Quadtree Image Compression

April 2025

Quadtree Image Compression Algorithm

Implementation of Divide and Conquer for Image Compression

JavaDivide & ConquerData StructuresImage ProcessingAlgorithmsGIF Visualization

A Java-based application developed as part of IF2211 Algorithm Strategy course, focusing on image compression using the Quadtree method. This divide-and-conquer approach recursively divides images into smaller blocks based on color similarity.

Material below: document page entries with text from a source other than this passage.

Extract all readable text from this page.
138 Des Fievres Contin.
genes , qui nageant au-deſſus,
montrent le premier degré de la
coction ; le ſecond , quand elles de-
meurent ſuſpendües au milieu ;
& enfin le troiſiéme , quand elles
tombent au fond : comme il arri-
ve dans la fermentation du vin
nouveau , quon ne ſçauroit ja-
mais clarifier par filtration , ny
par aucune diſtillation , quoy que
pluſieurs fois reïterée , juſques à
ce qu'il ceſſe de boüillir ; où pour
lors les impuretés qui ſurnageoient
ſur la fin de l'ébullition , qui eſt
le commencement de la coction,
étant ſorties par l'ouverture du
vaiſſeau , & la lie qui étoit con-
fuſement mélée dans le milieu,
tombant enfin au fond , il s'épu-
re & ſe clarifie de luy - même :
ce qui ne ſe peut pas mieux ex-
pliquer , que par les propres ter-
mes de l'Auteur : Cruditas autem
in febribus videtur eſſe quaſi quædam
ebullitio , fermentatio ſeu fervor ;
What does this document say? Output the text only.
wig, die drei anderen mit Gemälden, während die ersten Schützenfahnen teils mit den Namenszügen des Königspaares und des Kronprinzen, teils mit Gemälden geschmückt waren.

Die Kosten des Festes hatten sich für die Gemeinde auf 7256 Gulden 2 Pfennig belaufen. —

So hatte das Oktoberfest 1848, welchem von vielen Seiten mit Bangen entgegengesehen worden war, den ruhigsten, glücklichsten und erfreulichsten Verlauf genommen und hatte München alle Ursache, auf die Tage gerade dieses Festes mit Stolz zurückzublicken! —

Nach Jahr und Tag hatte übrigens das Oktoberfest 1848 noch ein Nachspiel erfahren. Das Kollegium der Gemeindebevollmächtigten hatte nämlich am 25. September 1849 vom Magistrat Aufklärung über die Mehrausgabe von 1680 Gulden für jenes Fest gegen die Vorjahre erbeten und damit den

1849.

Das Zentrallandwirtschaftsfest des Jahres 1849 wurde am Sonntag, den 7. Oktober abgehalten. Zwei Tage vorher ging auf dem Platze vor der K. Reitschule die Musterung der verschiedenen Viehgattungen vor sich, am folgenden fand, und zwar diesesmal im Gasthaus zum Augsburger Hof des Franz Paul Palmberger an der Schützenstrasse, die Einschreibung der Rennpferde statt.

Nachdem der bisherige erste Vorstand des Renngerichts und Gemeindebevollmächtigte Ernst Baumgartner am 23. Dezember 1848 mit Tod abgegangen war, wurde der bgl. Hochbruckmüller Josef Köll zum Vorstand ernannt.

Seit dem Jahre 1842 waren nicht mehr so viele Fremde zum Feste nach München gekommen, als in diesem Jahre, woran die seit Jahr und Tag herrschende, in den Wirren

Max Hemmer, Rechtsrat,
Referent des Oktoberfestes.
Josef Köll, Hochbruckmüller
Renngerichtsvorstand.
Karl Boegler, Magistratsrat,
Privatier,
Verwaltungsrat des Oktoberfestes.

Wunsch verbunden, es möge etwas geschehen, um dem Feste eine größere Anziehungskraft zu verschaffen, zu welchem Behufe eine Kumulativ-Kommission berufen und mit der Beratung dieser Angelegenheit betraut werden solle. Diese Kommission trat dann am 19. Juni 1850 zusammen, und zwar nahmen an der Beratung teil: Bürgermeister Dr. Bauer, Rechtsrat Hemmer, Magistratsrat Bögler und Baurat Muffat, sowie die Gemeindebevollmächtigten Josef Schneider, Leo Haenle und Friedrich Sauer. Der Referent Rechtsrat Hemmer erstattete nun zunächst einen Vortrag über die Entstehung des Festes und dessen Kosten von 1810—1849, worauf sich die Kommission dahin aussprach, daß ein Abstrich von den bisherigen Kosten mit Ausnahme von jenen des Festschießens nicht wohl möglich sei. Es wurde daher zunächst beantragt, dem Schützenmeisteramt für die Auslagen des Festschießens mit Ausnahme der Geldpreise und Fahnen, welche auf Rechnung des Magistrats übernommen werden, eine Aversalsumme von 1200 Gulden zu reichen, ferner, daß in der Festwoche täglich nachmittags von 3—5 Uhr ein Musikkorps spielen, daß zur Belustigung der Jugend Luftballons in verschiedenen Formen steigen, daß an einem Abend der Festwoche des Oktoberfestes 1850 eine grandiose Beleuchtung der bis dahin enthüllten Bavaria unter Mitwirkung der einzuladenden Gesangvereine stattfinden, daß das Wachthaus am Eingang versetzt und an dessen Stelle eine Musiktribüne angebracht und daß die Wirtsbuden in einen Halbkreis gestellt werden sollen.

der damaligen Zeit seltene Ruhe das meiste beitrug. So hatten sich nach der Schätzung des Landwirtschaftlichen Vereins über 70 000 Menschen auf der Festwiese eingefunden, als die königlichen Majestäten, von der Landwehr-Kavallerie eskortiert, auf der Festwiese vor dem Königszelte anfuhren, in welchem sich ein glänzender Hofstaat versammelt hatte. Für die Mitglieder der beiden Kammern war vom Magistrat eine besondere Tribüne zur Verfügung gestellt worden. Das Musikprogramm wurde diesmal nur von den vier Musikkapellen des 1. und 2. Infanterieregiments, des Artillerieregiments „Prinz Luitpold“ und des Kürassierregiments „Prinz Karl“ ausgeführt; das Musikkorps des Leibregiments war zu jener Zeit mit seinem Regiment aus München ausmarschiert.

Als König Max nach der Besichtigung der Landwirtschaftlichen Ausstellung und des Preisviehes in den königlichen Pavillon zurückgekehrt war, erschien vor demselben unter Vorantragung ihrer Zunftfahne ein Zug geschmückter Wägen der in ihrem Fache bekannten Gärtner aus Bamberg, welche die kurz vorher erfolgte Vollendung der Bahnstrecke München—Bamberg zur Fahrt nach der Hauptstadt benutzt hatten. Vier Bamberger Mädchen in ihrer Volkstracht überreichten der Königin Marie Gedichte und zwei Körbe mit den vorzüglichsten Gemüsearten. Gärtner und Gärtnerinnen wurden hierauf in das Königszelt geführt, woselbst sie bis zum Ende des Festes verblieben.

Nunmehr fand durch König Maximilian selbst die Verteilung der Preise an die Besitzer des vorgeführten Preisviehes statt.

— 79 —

The program implements five error metrics to determine block homogeneity and supports GIF visualization of the compression process, providing an educational tool to understand how quadtree structures adapt to different image areas.

Key Features

  • Implemented five error metrics: Variance, Mean Absolute Deviation (MAD), Max Pixel Difference, Entropy, and SSIM
  • Developed GIF visualization feature to illustrate the compression process step-by-step
  • Applied divide and conquer algorithm for efficient recursive image partitioning
  • Designed modular architecture with separate classes for different error metrics and compression controllers
  • Optimized compression quality by focusing on detailed image sections while reducing memory usage for uniform areas

Error Metrics Implemented

Variance

Measures color variation within image blocks

Mean Absolute Deviation (MAD)

Calculates average absolute deviation from mean color

Max Pixel Difference

Finds maximum color difference between pixels

Entropy

Measures information content and color distribution

SSIM

Structural Similarity Index for perceptual quality assessment

GIF Visualization

Step-by-step compression process animation

Technical Implementation

Algorithm: Divide and Conquer approach that recursively partitions images into quadrants based on color homogeneity thresholds.

Data Structure: Quadtree implementation where each node represents an image region with four children for sub-regions.

Optimization: SSIM metric provides the most stable threshold (0-1) for target compression percentage control.